First impressions are everything. People start forming opinions about you and your professional capabilities the moment they see you. Even before the formal introductions and handshakes, they size you up and some even decide whether or not they want to work with you.

Is it fair ? No.

Does it happen ? You bet it does.

Those first few moments are crucial, So here are a few tips that are easy to incorporate into your daily lives so you make the best first impression every single time.

#3 : Always wear clean and well pressed clothes that fit you well.

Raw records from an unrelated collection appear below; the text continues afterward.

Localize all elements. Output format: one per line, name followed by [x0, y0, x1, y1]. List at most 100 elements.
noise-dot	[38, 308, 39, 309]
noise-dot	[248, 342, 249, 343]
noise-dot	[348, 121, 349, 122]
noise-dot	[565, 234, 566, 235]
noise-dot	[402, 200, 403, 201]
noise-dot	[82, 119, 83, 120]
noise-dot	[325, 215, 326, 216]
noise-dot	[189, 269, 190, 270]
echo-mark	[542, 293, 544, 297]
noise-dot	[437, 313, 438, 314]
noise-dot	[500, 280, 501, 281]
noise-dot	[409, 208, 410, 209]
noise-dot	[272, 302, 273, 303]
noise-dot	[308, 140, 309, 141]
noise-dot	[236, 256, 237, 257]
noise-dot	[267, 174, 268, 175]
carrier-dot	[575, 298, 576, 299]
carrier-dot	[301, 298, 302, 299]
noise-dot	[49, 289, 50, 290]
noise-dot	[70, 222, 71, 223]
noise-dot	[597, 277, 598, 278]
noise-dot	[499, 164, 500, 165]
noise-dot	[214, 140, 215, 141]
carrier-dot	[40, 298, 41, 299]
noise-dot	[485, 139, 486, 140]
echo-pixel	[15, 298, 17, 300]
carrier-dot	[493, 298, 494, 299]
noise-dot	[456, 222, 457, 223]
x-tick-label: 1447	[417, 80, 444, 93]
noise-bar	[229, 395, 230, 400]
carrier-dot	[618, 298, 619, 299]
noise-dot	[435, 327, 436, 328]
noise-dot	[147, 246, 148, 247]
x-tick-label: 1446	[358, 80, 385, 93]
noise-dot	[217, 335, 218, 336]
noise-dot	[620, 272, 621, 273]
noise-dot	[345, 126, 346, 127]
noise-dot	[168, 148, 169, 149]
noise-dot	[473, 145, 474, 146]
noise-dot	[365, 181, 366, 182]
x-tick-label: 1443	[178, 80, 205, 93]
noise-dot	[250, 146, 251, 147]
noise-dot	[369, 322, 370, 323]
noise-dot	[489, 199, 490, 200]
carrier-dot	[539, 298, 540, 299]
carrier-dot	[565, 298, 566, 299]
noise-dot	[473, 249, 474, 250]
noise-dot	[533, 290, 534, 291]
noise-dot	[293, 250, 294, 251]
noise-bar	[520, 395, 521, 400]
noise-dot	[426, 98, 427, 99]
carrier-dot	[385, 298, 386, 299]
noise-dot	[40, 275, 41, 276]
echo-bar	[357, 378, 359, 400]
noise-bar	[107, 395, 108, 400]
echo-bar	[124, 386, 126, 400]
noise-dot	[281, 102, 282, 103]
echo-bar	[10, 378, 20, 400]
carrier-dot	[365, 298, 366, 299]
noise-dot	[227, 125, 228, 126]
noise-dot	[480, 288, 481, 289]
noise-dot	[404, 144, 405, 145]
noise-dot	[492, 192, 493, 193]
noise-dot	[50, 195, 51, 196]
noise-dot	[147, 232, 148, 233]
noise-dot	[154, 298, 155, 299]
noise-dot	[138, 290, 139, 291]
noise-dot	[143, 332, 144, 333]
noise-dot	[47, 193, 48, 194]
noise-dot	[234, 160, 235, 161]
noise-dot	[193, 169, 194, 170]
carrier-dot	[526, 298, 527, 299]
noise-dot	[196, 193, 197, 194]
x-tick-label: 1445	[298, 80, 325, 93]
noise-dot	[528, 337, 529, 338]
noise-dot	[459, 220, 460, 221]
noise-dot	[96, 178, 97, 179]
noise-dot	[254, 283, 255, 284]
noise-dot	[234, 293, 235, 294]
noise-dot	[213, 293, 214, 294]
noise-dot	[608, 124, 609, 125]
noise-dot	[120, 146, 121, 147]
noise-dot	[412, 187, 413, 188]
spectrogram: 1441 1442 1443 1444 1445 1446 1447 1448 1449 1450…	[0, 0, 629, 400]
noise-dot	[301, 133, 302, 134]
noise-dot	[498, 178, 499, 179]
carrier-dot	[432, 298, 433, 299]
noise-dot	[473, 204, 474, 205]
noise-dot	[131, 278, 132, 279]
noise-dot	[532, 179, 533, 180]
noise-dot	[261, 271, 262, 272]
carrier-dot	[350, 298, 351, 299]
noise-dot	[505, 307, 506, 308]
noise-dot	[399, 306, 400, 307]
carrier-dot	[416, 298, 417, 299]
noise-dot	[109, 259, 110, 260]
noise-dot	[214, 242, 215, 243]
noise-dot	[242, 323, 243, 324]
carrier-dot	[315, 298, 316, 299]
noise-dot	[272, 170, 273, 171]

Make sure your clothes aren’t too tight or too loose, it shouldn’t look like you’re wearing someone else’s clothes. Its not about the brands or the monograms on your lapel, its about how well it fits you and how comfortable you are..

Always remember, tugging on your clothes or constantly fussing over them makes you appear nervous and fidgety, and not very professional.

Keep your clothes clean, stain free and neatly ironed, there’s nothing worse than looking sloppy.

#2 : Always be well groomed.

This can’t be overlooked… No way !!

Keep your nails clipped and clean. Ladies, if it HAS to be long, at least make sure they’re neatly polished and shaped into neat square-ish ovals. keep some mints or mouthwash handy, cause you never know when you need it. Same goes for a good antiperspirant or deodorants to avoid any potentially embarrassing situations. As the old saying goes, cleanliness is next to godliness.

A little bit of an effort goes a long way.

And lastly and most importantly:

#1 : Wear your invisible tiara/crown, chin up and straighten up Smile and dazzle the world.

A happy disposition and a positive outlook goes a long long way, and in my book that’s always appreciated.